2022 Visiting Fellows

  • Elisabeth Perham
    Elizabeth Perham

    Elisabeth Perham is a PhD Candidate at UNSW Faculty of Law and Justice, and will be joining the School of Law at Western Sydney University as an Associate Lecturer in July 2022. She is an affiliate of the Gilbert + Tobin Centre of Public Law at UNSW. She teaches and researches in public law and constitutional law, and has particular research interests in constitutional transfers, constitutional law in small states, constitution-making, and gender and public law. Elisabeth holds an LLB (Hons) and BA (Hons) from Te Herenga Waka—Victoria University of Wellington, and an LLM from Harvard Law School, where she was a Frank Knox Memorial Fellow. Prior to commencing her postgraduate studies, Elisabeth was a Judge’s Clerk at the New Zealand Court of Appeal, and also worked as a management consultant at Boston Consulting Group, and as a Legal Policy Officer at the NSW Department of Justice.

  • Maria Dolhare

    Dr Dolhare is bilingual and double qualified legal practitioner in a civil law system and here in Australia. Since 2013 she has been an academic at the TC Beirne School of Law at the University of Queensland teaching mainly property, land, and public international law.
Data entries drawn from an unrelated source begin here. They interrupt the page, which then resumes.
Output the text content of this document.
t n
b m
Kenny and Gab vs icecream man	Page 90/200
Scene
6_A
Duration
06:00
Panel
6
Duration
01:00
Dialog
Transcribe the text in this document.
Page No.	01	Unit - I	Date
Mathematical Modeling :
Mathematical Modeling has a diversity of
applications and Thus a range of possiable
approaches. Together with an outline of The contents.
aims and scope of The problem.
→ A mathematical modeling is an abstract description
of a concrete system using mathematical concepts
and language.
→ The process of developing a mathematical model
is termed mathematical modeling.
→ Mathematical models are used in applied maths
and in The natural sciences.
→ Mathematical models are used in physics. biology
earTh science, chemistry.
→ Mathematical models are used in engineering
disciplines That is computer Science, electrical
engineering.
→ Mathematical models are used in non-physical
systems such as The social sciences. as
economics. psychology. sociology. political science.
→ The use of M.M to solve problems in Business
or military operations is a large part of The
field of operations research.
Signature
    Her research applies critical theories and decolonial comparative law to the study of the incorporation of Indigenous-based legal principles and worldviews within constitutional texts traditionally informed by Western-based legal and epistemological principles.  Currently, her research examines how constitutional courts have interpreted, applied, and balanced constitutionally enshrined Indigenous and  Western-based notions of land, control, and management of natural resources and environmental protection to the resolution of land disputes. In the context of the increasingly lively debate about legal systems’ response to environmental, social and governance issues (ESG), her research focuses on analysing how constitutional courts grapple with the challenge of ‘reconciling the tensions between the pursuit of diversity and the promotion of social cohesion’ quite often involving seemingly irreconcilable legal principles, epistemologies, and worldviews. The aim is to shed light on some alternative solutions to issues impacting control and management over land, natural resources, and environmental protection in highly diverse inter-cultural societies.

  • Namita Wahi
    Namita Wahi

    Namita Wahi is a Senior Fellow at CPR, where she leads the Land Rights Initiative, and a Visiting Fellow at the Centre for Law and Social Transformation in Bergen. She holds an SJD (doctoral) degree from Harvard Law School, where she wrote her dissertation on “The Right to Property and Economic Development in India”. Namita’s doctoral dissertation traces the historical evolution of the right to property in the Indian Constitution from the colonial period until 1967. Namita’s research interests are broadly in the areas of property rights, social and economic rights, and eminent domain or expropriation law. She has written extensively on these issues in various academic journals and edited volumes, as well as newspapers and magazines. Namita has taught courses in these areas at Harvard University, both at the Law School and the Department of Government, and at the National University of Juridical Sciences, Kolkata.